Et si le marché des turbopropulseurs de petite capacité donnait lieu à un affrontement intra-européen ? Dans un segment qui semblait jusqu’ici dévolu au seul ATR 42-600 en l’absence de concurrence, un nouvel avionneur allemand est en train de prendre place. Créé par le groupe américain Sierra Nevada Corporation (SNC) et sa filiale allemande 328 Support Services (328SSG), DRA entend bien remettre le Dornier 328 sur le devant de la scène – dans sa version turbopropulsée uniquement – sous la dénomination D328NEU. Après une profonde cure de rajeunissement, l’avion allemand pourrait se positionner rapidement sur le marché des appareils régionaux de 30 à 40 sièges, qui brille par son absence de compétiteurs aujourd’hui.
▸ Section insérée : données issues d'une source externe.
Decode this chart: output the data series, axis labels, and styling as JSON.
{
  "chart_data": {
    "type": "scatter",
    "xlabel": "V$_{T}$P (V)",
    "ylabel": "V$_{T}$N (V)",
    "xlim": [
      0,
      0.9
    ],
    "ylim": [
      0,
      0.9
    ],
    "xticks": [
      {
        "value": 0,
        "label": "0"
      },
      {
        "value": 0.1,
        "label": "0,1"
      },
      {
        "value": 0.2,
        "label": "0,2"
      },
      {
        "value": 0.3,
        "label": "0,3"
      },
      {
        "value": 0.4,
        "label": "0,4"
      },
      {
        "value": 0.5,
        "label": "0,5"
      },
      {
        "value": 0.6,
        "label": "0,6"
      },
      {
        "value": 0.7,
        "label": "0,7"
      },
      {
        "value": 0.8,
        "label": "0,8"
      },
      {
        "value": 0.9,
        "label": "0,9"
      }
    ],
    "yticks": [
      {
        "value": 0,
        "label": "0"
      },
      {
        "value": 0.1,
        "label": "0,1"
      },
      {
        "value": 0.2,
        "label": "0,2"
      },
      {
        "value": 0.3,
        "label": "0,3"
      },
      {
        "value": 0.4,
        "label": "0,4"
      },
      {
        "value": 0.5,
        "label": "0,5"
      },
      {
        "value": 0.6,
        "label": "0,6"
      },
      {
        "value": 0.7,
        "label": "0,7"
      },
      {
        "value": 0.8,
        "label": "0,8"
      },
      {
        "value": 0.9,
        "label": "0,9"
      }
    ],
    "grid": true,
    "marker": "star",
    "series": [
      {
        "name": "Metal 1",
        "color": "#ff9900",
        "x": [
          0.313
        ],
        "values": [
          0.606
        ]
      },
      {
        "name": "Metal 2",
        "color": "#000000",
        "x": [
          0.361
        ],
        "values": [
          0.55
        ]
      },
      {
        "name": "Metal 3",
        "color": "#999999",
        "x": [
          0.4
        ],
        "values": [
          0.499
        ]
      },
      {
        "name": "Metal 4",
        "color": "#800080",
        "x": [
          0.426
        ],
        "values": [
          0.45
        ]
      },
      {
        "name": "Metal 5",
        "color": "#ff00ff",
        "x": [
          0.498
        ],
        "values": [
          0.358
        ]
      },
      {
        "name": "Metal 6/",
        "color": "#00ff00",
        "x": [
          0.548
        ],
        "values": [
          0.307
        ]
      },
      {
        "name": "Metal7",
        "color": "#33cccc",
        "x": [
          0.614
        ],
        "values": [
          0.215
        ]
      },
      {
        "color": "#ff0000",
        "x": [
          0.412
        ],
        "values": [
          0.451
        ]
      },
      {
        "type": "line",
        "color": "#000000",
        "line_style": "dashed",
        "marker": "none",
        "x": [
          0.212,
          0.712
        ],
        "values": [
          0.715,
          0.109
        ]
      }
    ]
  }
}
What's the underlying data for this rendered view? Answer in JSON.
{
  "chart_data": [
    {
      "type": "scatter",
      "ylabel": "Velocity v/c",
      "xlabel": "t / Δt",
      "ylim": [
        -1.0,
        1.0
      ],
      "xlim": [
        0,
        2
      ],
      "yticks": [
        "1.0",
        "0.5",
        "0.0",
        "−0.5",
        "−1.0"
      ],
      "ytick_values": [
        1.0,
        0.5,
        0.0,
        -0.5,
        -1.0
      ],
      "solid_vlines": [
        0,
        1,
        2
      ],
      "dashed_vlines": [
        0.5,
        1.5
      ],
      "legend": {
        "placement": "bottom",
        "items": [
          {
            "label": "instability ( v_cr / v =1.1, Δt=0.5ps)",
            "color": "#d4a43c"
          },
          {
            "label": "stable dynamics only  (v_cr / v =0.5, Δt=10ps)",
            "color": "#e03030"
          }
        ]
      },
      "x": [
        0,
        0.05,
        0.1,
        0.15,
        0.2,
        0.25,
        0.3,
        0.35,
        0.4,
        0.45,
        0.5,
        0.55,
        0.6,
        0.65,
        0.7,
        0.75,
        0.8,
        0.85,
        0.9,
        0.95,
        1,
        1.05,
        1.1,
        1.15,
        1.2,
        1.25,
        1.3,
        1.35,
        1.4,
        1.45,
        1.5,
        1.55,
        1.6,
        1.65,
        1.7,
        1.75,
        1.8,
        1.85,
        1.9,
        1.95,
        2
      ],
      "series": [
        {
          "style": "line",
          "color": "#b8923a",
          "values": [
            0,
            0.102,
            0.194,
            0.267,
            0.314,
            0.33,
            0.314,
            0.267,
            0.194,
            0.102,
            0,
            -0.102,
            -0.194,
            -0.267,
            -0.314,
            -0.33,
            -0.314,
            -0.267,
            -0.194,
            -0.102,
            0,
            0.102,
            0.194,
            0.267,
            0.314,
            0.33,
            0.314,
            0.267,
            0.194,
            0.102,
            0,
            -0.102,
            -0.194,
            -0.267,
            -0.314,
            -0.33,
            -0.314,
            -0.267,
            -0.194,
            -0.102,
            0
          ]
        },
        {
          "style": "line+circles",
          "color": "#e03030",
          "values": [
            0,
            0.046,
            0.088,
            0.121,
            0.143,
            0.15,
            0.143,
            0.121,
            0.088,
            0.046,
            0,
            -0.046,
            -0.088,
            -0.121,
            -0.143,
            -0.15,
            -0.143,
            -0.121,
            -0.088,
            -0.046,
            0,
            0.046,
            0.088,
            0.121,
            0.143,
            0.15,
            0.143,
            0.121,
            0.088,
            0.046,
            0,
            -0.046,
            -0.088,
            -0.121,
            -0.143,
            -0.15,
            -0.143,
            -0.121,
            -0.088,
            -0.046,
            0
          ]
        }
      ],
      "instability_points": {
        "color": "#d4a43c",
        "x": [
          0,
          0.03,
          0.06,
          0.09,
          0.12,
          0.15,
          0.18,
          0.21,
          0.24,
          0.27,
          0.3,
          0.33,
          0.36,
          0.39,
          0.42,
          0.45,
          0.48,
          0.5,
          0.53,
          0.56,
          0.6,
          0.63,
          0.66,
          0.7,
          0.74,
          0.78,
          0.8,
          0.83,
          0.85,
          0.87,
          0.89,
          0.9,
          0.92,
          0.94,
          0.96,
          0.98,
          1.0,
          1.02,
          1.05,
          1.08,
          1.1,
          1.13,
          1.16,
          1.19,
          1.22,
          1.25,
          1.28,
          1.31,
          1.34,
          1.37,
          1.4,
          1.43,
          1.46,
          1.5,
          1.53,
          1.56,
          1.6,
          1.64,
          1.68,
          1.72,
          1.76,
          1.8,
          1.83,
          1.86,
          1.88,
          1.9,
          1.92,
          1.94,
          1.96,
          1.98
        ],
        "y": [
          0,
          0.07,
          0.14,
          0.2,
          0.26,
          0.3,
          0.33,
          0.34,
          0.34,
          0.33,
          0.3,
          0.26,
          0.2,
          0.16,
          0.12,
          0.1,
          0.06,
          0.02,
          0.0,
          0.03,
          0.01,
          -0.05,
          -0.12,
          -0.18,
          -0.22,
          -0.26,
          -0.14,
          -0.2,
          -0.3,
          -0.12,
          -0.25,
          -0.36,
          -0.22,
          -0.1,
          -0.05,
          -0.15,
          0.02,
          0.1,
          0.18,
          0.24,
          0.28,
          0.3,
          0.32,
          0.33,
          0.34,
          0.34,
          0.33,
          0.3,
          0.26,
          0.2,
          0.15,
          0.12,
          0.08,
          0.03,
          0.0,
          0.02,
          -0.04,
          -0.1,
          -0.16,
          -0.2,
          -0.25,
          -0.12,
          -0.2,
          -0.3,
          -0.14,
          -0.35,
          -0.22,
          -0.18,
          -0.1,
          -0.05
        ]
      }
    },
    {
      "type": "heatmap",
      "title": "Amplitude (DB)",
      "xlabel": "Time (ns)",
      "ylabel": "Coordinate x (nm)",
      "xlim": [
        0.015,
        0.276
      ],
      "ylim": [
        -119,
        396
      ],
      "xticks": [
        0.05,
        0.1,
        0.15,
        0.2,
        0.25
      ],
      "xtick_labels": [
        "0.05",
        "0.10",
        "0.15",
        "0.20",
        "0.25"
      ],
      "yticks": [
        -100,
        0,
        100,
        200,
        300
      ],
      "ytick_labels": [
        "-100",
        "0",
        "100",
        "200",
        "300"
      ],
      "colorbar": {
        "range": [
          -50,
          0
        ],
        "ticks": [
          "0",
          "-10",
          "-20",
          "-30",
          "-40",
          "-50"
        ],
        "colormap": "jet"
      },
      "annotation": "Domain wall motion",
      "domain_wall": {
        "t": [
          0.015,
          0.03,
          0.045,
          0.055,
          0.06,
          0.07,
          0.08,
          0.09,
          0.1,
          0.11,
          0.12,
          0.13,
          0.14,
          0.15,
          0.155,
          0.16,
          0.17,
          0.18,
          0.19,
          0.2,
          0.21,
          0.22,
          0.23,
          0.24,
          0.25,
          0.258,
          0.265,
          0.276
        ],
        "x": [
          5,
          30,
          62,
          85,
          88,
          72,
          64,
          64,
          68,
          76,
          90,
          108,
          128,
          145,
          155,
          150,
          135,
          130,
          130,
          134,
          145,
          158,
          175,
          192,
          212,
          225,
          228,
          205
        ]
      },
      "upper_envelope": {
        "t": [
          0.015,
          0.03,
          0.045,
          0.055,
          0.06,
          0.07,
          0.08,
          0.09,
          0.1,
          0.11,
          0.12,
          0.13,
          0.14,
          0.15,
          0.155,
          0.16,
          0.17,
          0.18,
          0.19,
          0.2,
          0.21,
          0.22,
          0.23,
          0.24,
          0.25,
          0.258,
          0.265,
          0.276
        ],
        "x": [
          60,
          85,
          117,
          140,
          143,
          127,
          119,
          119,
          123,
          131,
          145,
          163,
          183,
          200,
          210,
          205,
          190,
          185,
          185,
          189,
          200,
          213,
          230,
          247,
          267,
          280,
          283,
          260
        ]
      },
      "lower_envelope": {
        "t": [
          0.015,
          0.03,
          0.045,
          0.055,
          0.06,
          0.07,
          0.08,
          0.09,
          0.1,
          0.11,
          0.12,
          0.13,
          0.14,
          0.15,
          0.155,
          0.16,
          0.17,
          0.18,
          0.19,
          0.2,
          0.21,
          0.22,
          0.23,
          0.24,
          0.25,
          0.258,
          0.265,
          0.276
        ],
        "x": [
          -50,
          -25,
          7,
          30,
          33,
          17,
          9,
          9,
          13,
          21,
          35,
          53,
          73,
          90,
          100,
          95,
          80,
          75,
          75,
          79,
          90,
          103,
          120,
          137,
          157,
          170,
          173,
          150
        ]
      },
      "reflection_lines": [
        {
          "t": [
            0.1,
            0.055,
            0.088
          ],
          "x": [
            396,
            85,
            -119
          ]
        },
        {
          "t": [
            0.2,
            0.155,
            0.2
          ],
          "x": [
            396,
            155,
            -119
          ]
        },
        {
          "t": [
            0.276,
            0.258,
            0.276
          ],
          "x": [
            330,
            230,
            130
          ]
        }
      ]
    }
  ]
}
Antonov An-24, ATR 42 de premières générations, BAe Jetstream 41, De Havilland Canada/Bombardier Dash 8-100/200, Dornier 328, Embraer EMB 120 Brasilia, Fokker 50, Saab 340 etc… Dans les années à venir, ce sont plusieurs centaines de turbopropulseurs de moins de 50 places qui vont être amenés à sortir du service après vingt à trente ans d’exploitation. Une situation qui va ouvrir les portes d’un marché de remplacement conséquent, sans même compter celui offert par les jets. Les prévisions varient (assez largement) entre 100 et 400 livraisons d’avions neufs sur les dix prochaines années.
Quoi qu’il en soit, les acteurs présents pour saisir ce marché devraient se compter sur les doigts d’une seule main. Après une vague d’engouement dans les années 1980 et 1990, les turbopropulseurs de 30 à 50 sièges n’ont plus fait recette au tournant du siècle. Beaucoup d’avionneurs ont fait faillite (Fokker), cessé leur production (Saab), ou se sont recentrés sur des appareils de plus grande capacité (Bombardier). L’ATR 42 est le seul appareil de cette catégorie encore en lice aujourd’hui.
Une concurrence par le bas
Plus petit, avec une cabine de 10,3 m contre 13,9 m, le Dornier 328 n’est pas pour l’instant un concurrent direct de l’ATR 42. Il affiche ainsi une capacité de 32 sièges contre 48 pour l’avion franco-italien. La situation pourrait changer avec le D328NEU, DRA étudiant a priori la possibilité d’allonger l’appareil pour le porter à 39 sièges. En effet, 328SSG détient les droits de propriété intellectuelle sur le Dornier 328, ainsi que sur sa variante à turbosoufflantes.
Même à 32 sièges, le D328NEU pourrait tout de même contrarier l’hégémonie annoncée de l’ATR 42-600. Il va ainsi offrir une alternative aux compagnies aériennes qui ne souhaitent pas passer de 30 à 50 sièges – même si la tendance reste à l’adoption de modules plus importants. Jusqu’ici, celles-ci n’avaient pas le choix pour renouveler leurs flottes du fait du manque de compétiteurs. De même, le D328NEU devrait disposer d’opportunités sur des marchés de niches : îles, pistes courtes, ouvertures de ligne, etc… Un marché que DRA estime en croissance. L’avion allemand devrait ainsi pouvoir opérer sur une longueur de piste de 1 088 m à masse maximale (MTOW et MLW), soit 80 m de moins que l’ATR 42-600. Le D328NEU devrait aussi être décliné dans des versions de transport de fret et de missions (recherche, surveillance de frontières, etc.).
Modernisation en profondeur
Il reste néanmoins du chemin à DRA avant d’arriver à prendre des parts de marché à ATR. Le constructeur allemand va devoir faire subir une profonde cure de rajeunissement à son appareil, mis en service au début des années 1990. Une démarche qui n’est pas sans rappeler celle menée par le groupe suisse RUAG avec le Dornier 228 dans les années 2000. DRA pourrait notamment s’appuyer sur le travail entrepris précédemment par TRJet, société créée en 2015 par SNC et 328SSG pour relancer, déjà, le Dornier 328 en Turquie. Cette première tentative n’a pas été couronnée de succès et a été abandonnée de fait au profit du projet actuel.
DRA pourrait ainsi intégrer de nouveaux moteurs et une nouvelle avionique. TRJet avait opté en son temps pour les PW127 de Pratt & Whitney Canada afin de remplacer les PW119, ainsi que la Pro Line Fusion de Collins Aerospace en lieu et place de la Primus 2000 fournie par Honeywell. Interrogé sur ces possibilités, DRA n’a pas souhaité répondre. Le constructeur allemand s’est contenté d’annoncer que davantage d’informations seraient dévoilées au premier trimestre 2020.